This vanilla cake with Kahlua raspberry buttercream is the perfect quarantine dessert. The cake is moist and light while the buttercream is rich and tasty.
I admit, I do not bake that often and when I do, I usually opt for cupcakes because they’re easy and no-fuss. I have always been intimidated by cakes and particularly layer cakes. But after make this vanilla cake with Kahlua raspberry buttercream, I am hooked. So hooked in fact, I had to give half this cake to my neighbor so I didn’t sit and eat it all in one sitting.
The basis of this recipe is a simple vanilla cake. The frosting is a very standard buttercream which I add Kahlua, vanilla extract, and a bit of powdered freeze-dried raspberries to.
After the cakes have baked and cooled, I frost it and then dust a lot more powdered raspberries on top. I find the raspberries have just a little bit of tartness to them to help offset the richness of the buttercream.
You can use other freeze-dried fruits in place of the raspberries, if you like. I think freeze-dried strawberries would be amazing in this recipe! If you have fresh strawberries or raspberries, you can decorate the top of the cake with halves or slices of fresh fruit.

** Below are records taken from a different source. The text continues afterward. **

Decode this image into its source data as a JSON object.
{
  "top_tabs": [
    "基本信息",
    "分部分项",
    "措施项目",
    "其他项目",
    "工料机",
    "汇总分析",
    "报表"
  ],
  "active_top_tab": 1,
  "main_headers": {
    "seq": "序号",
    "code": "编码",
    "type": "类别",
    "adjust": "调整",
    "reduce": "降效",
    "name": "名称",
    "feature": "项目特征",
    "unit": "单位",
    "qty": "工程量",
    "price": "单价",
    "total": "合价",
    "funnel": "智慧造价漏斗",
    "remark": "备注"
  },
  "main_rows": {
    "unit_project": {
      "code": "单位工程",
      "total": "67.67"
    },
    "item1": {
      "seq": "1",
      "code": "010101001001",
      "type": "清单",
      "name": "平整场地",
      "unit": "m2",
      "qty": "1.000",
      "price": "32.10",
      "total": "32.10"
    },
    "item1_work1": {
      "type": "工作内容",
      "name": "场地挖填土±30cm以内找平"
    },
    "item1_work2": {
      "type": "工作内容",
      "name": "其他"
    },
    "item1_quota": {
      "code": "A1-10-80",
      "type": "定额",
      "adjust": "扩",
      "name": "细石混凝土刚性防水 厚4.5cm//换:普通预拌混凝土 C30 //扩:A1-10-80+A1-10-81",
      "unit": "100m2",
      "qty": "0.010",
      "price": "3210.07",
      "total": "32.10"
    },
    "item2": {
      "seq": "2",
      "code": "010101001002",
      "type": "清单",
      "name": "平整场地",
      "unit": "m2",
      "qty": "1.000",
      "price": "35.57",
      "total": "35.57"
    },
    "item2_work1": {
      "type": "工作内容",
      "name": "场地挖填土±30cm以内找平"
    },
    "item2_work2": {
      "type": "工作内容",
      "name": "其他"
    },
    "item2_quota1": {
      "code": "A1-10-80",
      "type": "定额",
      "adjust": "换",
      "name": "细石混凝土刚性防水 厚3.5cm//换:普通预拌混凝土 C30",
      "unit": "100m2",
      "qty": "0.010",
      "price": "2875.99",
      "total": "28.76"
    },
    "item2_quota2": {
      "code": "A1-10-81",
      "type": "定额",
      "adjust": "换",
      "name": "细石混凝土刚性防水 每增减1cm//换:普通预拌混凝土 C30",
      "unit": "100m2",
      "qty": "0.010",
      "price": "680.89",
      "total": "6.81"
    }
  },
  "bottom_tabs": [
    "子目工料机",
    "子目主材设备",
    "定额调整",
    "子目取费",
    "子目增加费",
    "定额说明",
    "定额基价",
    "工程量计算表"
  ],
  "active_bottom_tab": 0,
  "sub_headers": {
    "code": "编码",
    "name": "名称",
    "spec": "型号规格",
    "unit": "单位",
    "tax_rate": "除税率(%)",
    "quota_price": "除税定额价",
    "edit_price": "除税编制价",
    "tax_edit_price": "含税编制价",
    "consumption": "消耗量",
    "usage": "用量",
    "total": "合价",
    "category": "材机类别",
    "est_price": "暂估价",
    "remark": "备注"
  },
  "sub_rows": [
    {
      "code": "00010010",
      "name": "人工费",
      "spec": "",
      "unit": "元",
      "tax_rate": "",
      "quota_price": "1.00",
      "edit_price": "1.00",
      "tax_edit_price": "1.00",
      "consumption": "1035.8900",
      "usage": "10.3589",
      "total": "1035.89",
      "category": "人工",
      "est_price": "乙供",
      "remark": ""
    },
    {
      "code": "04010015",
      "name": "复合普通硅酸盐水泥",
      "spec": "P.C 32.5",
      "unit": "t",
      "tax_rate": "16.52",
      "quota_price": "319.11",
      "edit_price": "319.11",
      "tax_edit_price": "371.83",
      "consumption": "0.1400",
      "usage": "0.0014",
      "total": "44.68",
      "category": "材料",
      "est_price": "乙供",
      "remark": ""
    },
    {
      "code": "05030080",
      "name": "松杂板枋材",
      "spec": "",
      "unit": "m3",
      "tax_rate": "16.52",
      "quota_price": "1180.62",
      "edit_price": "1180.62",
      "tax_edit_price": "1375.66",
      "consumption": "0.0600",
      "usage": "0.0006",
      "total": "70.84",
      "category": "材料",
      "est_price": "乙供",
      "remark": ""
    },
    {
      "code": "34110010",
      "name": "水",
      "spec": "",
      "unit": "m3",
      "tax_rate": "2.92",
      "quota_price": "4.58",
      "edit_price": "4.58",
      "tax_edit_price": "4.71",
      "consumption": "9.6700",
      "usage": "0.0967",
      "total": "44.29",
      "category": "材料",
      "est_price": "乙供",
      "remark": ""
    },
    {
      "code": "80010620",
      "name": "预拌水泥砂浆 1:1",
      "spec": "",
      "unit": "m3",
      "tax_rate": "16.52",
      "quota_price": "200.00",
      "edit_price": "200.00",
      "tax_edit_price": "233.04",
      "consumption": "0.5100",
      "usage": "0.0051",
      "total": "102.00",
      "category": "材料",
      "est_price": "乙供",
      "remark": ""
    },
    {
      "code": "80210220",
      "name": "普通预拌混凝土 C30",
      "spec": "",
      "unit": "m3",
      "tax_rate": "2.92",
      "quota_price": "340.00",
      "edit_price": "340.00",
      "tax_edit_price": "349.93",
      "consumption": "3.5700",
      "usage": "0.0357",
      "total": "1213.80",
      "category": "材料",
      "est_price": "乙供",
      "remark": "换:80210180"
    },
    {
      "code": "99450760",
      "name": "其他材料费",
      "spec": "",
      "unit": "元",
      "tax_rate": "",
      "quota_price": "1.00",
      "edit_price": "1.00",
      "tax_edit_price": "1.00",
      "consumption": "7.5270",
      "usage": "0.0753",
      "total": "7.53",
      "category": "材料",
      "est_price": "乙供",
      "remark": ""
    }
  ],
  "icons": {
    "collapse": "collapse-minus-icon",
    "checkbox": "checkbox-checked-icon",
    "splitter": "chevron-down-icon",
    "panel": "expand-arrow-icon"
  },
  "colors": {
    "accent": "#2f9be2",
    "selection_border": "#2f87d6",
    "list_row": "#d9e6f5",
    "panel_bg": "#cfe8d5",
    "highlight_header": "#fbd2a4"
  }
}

I think you will absolutely love this vanilla cake with Kahlua raspberry buttercream. It’s so delicious and would be an all-season cake that will be a hit with anyone who tries it.
If you made this recipe, please rate the recipe below and leave a comment to tell me how you liked it! If you take a picture of it, please tag me on Instagram so I can feature you in my feed!
Vanilla Cake with Kahlua Raspberry Buttercream
- 2 Bowls
- Electric hand mixer (or standing mixer)
- Two round 9'' cake pans
- 2¼ cups cake flour plus more for coating pans
- 1⅓ cups granulated sugar
- 1 tablespoon baking powder
- 1 teaspoon salt
- ½ cup unsalted butter room temperature
- 2 teaspoons vanilla extract
- 1 cup whole milk
- 2 large eggs
- Baking spray or butter for coating the pans
- Flour to dust the pans
Kahlua Raspberry Buttercream:
- 1 cup unsalted butter room temperature
- 2 teaspoons vanilla extract
- 1/4 cup Kahlua
- 16 ounces powdered sugar plus more, if needed
- 1/2 cup freeze-dried raspberries
- Whole milk or heavy cream a splash or two, if needed
Before Starting the Cake:
Preheat oven to 350ºF.
Spray two 9'' cake pans with baking spray or coat with butter. Sprinkle flour over each pan.
Start the Cake Batter:
In a large bowl, combine the flour, sugar, baking powder and salt and mix with a spoon to combine.
Add the butter and use a hand mixer on the lowest setting to blend for 1 minute or until a grainy consistency has been reached.
Add the vanilla and the milk and use the hand mixer for 1-2 minutes until combined and smooth. Do not over-mix.
Add the first egg and mix for thirty seconds. Add the next egg and mix for 30 seconds. Use a rubber spatula to scrape down the sides and incorporate.
Bake the Cakes:
Divide the batter between the two prepared pans and transfer to the oven for 30 minutes. Check the doneness with a toothpick and if it doesn't come out clean, bake for an additional 3-4 minutes.
Remove the cakes from the oven and allow them to set for 10-15 minutes.
Carefully turn the cakes on to a wire rack and cool for at least 1 hour.
Prepare the Kahlua Raspberry Buttercream:
Place the freeze-dried raspberries in a food processor and pulse until they reach a fine powder.
Add the room temperature butter to a bowl and mix with a hand mixer for 1 minute. Add the vanilla and mix for 2 minutes more. Add the powdered sugar and mix for 3-5 minutes until well-combined and smooth.
If the buttercream seems too stiff, add a splash of milk or heavy cream and mix until well-combined and smooth.
Frost the Cake:
Place a cake on a stand and frost the top of it with 1/3 of the buttercream frosting and use a stainless steel icing spatula to create an even layer. Using a fine mesh sieve, add half the the raspberry powder to the top of the buttercream. (Adding through a fine mesh sieve allows you to avoid adding the seeds to the buttercream.)
Place the second cake on top and add another 1/3 of the buttercream and smooth it out with an icing spatula. Using the icing spatula, frost the outside of the cake with the remaining 1/3 buttercream frosting. Note: Some people prefer to do a crumb coat but I skipped that because I wasn't too concerned about little pieces of cake in my frosting.
Using a fine-mesh sieve, dust the top of the cake with the rest of the powdered freeze-dried raspberries.